Responding to this post, Cafe patron Len writes by e-mail last night:
It seems to me that the government conficated my money for 45 years and now and I am due a return on this. I don’t consider it a free-ride on other people’s money.
I appreciate Len’s sentiment, although I believe that its ethical underpinnings are dubious. It doesn’t obviously follow that because Sam yesterday stole from Len in order to increase Bob’s current income that Sam should therefore today steal from Suzy in order to increase Len’s current income. (Note that my correspondent Len himself classifies – I believe correctly – the money taken from him by Uncle Sam in order to pay out current Social Security expenses to others as “confiscated.”) But I write now not to argue this point.

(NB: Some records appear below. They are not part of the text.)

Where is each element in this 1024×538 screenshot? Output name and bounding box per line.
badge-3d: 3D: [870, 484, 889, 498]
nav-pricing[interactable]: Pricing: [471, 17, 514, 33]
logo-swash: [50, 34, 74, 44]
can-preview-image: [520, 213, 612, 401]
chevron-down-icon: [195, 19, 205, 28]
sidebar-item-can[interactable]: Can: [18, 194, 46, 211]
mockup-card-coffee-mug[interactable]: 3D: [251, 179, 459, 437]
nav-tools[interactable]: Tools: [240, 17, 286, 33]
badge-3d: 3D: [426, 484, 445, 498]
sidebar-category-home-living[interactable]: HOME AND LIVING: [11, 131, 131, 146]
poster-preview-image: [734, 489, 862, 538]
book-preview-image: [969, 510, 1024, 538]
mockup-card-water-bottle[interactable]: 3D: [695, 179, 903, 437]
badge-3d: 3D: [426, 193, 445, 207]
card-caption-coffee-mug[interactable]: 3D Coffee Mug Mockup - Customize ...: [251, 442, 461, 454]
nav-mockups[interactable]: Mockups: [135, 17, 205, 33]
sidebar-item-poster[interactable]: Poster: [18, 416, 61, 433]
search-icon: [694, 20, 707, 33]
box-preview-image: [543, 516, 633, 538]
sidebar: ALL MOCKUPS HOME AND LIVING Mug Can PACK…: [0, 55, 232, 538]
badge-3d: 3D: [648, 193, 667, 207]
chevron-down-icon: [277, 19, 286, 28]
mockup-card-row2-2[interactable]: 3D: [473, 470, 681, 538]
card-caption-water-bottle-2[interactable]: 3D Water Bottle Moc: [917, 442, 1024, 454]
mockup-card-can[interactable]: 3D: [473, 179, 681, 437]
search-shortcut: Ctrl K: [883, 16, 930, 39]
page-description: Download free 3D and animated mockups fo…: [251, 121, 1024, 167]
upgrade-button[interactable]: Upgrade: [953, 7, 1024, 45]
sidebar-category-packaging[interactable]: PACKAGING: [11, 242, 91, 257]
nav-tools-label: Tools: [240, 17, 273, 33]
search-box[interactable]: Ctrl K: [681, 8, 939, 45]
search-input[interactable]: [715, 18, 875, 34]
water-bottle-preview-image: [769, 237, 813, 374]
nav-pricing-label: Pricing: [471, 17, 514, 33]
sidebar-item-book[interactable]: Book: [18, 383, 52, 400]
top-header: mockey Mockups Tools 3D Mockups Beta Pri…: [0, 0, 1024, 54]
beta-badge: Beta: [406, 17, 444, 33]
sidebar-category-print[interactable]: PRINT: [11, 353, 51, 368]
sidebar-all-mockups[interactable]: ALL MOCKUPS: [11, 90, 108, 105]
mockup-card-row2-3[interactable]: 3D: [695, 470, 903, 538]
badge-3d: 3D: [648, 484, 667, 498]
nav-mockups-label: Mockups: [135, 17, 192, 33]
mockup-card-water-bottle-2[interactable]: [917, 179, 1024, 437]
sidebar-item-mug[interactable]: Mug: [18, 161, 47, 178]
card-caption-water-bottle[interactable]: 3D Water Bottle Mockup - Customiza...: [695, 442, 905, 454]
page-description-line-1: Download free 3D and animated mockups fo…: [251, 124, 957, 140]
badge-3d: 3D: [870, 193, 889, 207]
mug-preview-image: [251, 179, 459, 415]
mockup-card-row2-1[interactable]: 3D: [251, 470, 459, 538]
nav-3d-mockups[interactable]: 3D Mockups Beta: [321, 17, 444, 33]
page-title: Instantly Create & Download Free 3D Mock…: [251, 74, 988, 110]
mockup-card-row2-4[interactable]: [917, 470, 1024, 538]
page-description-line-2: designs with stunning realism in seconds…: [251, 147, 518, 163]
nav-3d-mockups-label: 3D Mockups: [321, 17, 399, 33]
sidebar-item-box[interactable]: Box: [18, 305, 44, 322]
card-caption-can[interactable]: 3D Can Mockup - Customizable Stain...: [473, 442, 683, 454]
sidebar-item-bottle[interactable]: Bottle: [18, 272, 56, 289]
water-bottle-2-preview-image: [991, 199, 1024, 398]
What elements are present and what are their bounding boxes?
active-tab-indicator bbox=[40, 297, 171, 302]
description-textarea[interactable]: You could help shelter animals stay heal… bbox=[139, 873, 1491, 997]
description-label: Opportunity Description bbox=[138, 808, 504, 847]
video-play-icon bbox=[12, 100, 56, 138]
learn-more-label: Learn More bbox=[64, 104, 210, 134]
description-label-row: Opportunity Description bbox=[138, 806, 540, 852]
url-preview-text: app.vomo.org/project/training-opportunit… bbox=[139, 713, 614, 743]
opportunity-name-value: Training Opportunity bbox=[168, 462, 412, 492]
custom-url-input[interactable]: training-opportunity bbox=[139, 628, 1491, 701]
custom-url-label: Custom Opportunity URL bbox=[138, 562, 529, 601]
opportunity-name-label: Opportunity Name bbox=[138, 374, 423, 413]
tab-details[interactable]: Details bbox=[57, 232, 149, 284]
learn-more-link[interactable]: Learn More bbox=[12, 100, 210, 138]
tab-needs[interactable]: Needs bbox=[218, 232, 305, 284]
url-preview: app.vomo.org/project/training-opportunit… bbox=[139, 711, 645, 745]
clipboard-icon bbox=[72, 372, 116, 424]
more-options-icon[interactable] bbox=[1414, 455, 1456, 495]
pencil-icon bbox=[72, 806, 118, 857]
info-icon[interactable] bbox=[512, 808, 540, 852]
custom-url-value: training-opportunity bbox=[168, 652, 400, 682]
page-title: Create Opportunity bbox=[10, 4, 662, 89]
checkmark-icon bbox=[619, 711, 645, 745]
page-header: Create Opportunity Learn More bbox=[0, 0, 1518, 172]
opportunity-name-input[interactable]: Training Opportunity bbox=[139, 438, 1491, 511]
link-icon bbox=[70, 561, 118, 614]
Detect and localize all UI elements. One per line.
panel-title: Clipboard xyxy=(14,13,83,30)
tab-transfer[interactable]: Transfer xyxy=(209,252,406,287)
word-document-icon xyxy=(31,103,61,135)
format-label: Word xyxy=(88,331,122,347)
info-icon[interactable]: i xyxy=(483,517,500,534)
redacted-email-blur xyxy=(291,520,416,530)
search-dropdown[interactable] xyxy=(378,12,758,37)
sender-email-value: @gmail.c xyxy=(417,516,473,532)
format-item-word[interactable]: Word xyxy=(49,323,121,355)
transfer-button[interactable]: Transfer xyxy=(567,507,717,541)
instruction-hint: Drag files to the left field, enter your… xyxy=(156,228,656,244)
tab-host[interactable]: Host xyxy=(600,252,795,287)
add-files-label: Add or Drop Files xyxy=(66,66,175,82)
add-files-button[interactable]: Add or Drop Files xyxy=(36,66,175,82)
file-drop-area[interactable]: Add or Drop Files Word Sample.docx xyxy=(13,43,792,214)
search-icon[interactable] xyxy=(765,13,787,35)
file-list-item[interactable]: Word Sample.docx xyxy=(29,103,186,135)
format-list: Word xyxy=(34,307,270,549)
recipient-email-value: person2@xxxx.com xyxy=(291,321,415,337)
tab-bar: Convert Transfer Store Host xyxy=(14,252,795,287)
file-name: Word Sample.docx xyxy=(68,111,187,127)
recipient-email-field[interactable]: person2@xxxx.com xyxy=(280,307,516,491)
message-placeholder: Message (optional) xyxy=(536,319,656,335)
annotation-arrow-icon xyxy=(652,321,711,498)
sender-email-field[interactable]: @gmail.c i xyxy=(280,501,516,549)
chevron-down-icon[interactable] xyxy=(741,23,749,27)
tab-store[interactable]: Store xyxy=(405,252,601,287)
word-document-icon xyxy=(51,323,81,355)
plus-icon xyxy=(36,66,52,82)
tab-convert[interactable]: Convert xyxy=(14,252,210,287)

I write, instead, simply to note that even if Len is 100 percent correct in his ethics – and even if we all, unanimously, agree with him – the point of my earlier essay is unaffected: namely, a system in which everyone lives off of the fruits of everyones’ effort is one that encourages free-riding (as defined here not as a matter of morality but as one of economics). It is a system in which people have incentives to grab too much from the public pot and to put too little in. Whether or not the collective entity “Americans” today – or the entity “United States government” today – has an ethical obligation to make good whatever political promises it made to Len regarding its willingness to now forcibly transfer money from other people to him is an entirely different question.